1. A handwritten character recognition method for recognizing a plurality of handwritten character strings composed of a plurality of stroke groups input in the order of strokes from a handwritten character input device, wherein a distance between strokes constituting the plurality of stroke groups is determined in advance. A plurality of stroke groups were divided into a plurality of character elements by repeating the process of combining strokes whose evaluated distances were smaller than the threshold for provisional combination until there were no more connectable strokes, according to the determined relational expression. Then, the circumscribed rectangle of each character element is obtained, and the maximum or average value of the height of the circumscribed rectangle and the maximum or average value of the width of the circumscribed rectangle are estimated as the standard character size of the handwritten character. Calculate a parameter representing the relationship between adjacent character elements in a standard character size space according to a predetermined relational expression, and calculate the By repeating the process of combining character elements whose parameters are smaller than the threshold for provisional combination until there are no more character elements that can be combined, multiple character elements are divided into multiple character element sets, and A handwritten character recognition method comprising: searching a dictionary; and outputting, as a recognition result, a character having a maximum evaluation value for a handwritten character pattern registered in the dictionary.

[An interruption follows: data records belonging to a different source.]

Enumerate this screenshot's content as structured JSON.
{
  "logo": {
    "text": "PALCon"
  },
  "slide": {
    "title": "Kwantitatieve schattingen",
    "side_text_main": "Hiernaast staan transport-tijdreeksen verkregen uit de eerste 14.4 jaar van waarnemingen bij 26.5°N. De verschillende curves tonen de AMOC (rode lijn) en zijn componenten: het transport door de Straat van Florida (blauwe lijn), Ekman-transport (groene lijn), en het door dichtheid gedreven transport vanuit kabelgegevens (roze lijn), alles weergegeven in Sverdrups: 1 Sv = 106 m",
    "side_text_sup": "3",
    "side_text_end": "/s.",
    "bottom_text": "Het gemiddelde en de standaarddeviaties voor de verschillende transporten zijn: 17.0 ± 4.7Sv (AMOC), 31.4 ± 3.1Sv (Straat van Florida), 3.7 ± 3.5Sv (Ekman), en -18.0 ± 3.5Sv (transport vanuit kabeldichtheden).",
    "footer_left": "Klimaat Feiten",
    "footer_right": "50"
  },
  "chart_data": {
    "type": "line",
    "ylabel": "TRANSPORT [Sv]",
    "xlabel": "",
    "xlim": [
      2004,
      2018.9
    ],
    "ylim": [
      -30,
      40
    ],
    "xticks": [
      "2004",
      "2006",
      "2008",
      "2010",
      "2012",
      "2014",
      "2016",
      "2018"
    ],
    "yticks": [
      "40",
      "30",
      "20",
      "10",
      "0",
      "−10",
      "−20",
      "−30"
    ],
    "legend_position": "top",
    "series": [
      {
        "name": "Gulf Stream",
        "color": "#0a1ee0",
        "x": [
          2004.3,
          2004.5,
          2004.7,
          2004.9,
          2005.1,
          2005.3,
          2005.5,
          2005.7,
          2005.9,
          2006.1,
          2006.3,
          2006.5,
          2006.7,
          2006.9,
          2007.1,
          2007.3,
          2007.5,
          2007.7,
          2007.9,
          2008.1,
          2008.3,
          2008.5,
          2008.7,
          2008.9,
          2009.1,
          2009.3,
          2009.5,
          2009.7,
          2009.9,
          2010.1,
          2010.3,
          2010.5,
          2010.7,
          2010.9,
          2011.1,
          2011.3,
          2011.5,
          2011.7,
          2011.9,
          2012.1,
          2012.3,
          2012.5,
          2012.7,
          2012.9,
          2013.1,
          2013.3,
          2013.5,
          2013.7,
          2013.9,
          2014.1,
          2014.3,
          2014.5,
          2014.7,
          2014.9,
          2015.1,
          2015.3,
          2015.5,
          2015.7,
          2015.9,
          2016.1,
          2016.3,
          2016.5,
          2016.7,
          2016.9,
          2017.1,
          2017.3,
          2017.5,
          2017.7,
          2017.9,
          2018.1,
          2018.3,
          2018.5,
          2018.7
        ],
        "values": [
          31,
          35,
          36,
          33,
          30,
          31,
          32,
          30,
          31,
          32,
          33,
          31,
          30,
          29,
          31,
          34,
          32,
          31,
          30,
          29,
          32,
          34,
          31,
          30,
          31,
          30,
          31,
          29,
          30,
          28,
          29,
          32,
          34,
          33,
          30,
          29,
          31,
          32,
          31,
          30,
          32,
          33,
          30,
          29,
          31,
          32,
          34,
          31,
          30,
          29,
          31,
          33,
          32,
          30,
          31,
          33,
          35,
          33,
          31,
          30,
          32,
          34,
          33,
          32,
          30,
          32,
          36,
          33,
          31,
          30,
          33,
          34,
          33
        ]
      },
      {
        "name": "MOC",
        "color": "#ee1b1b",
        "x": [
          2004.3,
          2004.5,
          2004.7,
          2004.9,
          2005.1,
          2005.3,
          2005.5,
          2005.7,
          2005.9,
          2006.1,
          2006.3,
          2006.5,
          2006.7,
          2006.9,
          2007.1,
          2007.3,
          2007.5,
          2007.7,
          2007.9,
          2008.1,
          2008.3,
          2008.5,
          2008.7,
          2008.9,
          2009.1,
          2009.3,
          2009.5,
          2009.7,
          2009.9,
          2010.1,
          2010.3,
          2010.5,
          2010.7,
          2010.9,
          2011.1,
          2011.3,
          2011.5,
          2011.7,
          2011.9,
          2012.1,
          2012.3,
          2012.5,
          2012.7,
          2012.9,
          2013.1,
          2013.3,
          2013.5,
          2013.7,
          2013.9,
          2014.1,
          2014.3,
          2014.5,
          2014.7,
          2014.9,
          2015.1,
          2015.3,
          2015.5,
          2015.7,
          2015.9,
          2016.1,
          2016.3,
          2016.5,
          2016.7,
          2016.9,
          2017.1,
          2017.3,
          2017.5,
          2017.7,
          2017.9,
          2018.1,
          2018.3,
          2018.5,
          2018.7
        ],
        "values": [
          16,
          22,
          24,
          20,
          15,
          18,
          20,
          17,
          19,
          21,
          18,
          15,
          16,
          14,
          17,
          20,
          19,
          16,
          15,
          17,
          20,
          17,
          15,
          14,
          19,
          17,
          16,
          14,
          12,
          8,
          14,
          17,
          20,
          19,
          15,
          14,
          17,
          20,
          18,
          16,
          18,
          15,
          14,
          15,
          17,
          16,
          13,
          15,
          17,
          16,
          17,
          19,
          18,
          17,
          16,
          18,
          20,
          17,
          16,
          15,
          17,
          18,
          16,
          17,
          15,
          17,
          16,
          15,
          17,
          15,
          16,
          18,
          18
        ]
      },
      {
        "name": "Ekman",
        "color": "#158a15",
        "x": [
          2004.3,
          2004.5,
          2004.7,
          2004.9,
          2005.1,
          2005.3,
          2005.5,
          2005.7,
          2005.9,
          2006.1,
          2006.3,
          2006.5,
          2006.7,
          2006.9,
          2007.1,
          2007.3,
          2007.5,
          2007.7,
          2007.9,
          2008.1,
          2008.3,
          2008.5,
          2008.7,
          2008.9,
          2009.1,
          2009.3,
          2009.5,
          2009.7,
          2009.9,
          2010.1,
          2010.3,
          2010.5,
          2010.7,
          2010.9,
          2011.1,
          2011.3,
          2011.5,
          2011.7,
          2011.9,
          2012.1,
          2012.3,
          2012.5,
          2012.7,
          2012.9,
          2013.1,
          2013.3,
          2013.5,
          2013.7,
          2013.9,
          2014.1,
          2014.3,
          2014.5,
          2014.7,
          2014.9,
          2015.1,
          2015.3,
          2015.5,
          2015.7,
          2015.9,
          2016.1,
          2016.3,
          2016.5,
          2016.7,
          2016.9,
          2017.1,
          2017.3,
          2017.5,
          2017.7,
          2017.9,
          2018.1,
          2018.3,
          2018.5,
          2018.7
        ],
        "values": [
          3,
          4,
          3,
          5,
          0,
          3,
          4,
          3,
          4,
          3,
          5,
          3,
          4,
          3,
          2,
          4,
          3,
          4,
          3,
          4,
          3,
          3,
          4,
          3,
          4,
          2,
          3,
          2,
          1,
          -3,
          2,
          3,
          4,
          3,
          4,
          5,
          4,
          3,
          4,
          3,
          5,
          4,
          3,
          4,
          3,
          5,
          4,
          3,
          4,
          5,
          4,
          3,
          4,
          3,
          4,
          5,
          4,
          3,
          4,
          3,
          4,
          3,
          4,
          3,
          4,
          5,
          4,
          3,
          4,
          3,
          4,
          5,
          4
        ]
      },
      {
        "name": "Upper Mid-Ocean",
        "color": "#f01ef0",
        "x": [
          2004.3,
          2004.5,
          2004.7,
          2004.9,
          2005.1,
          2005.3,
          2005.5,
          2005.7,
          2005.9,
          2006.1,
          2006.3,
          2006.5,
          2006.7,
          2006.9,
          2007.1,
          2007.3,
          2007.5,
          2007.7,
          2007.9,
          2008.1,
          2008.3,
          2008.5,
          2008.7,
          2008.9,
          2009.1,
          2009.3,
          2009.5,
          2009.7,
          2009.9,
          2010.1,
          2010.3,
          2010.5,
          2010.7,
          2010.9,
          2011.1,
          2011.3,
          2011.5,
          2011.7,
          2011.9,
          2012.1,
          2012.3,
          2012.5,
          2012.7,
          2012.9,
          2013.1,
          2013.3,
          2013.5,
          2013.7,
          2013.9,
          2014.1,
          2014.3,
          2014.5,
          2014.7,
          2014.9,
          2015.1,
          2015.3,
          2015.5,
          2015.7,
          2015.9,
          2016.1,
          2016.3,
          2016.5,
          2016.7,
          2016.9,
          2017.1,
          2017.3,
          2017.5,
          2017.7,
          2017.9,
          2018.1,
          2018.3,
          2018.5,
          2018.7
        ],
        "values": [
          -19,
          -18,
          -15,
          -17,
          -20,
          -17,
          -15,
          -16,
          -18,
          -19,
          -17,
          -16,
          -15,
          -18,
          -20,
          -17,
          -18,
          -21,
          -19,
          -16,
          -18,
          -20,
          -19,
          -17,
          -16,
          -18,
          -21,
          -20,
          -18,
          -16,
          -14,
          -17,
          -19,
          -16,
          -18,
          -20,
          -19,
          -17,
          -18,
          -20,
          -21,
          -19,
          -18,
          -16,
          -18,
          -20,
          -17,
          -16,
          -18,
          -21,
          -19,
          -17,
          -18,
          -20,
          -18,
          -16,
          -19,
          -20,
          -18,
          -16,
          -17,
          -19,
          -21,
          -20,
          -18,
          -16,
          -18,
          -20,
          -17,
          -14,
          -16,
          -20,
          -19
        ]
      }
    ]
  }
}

2. An attribute flag indicating a character delimiter is set for each character element whose parameter indicating the relationship between the character elements is larger than a threshold for provisional division, and the plurality of character elements are assigned the attribute 2. The handwritten character recognition method according to claim 1, wherein the flag is divided into a state in which character delimitation is clear, and a dictionary is searched with reference to this division.